Кондуктор забил в колокол. Раздался протяжный свисток. Поезд должен был тронуться с минуты на минуту. В этот момент некто успел запрыгнуть в вагон.

– Уф! Слава Богу, успел! – выдохнул чей-то молодцеватый баритон.

– Прошу, располагайтесь! – любезничал кондуктор.

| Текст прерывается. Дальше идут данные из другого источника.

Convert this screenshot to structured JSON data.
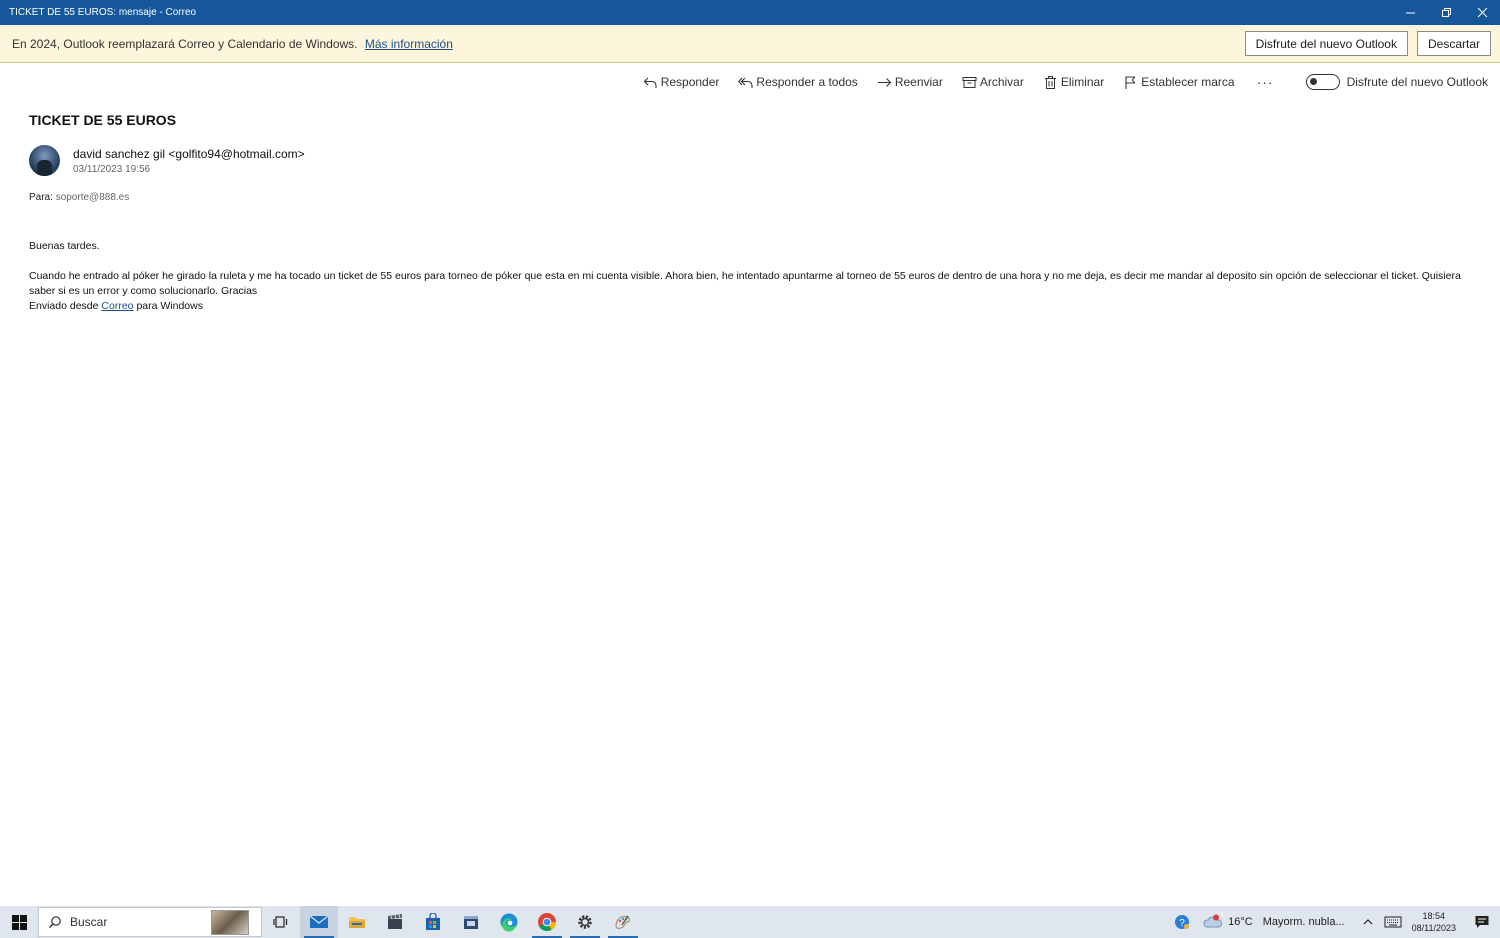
{
  "window": {
    "title": "TICKET DE 55 EUROS: mensaje - Correo"
  },
  "banner": {
    "message": "En 2024, Outlook reemplazará Correo y Calendario de Windows.",
    "link": "Más información",
    "button_try": "Disfrute del nuevo Outlook",
    "button_dismiss": "Descartar"
  },
  "toolbar": {
    "reply": "Responder",
    "reply_all": "Responder a todos",
    "forward": "Reenviar",
    "archive": "Archivar",
    "delete": "Eliminar",
    "flag": "Establecer marca",
    "more": "···",
    "toggle_label": "Disfrute del nuevo Outlook"
  },
  "message": {
    "subject": "TICKET DE 55 EUROS",
    "sender": "david sanchez gil <golfito94@hotmail.com>",
    "date": "03/11/2023 19:56",
    "to_label": "Para:",
    "to_address": "soporte@888.es",
    "greeting": "Buenas tardes.",
    "body": "Cuando he entrado al póker he girado la ruleta y me ha tocado un ticket de 55 euros para torneo de póker que esta en mi cuenta visible. Ahora bien, he intentado apuntarme al torneo de 55 euros de dentro de una hora y no me deja, es decir me mandar al deposito sin opción de seleccionar el ticket. Quisiera saber si es un error y como solucionarlo. Gracias",
    "signature_prefix": "Enviado desde",
    "signature_link": "Correo",
    "signature_suffix": "para Windows"
  },
  "taskbar": {
    "search_label": "Buscar",
    "weather_temp": "16°C",
    "weather_desc": "Mayorm. nubla...",
    "weather_badge": "1",
    "time": "18:54",
    "date": "08/11/2023"
  }
}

Шестое чувство подсказывало Горскому, что незнакомец сейчас войдет в его купе. Так оно и вышло. Перед Антоном Федоровичем возник невысокий субтильный офицер флота с пышными венгерскими усами и элегантными саквояжами в каждой руке. Брюнет в серой нестроевой шинели-пелерине и черной фуражке приветливо поздоровался:

– Честь имею. Лейтенант Унгебауэр! – кивнул он.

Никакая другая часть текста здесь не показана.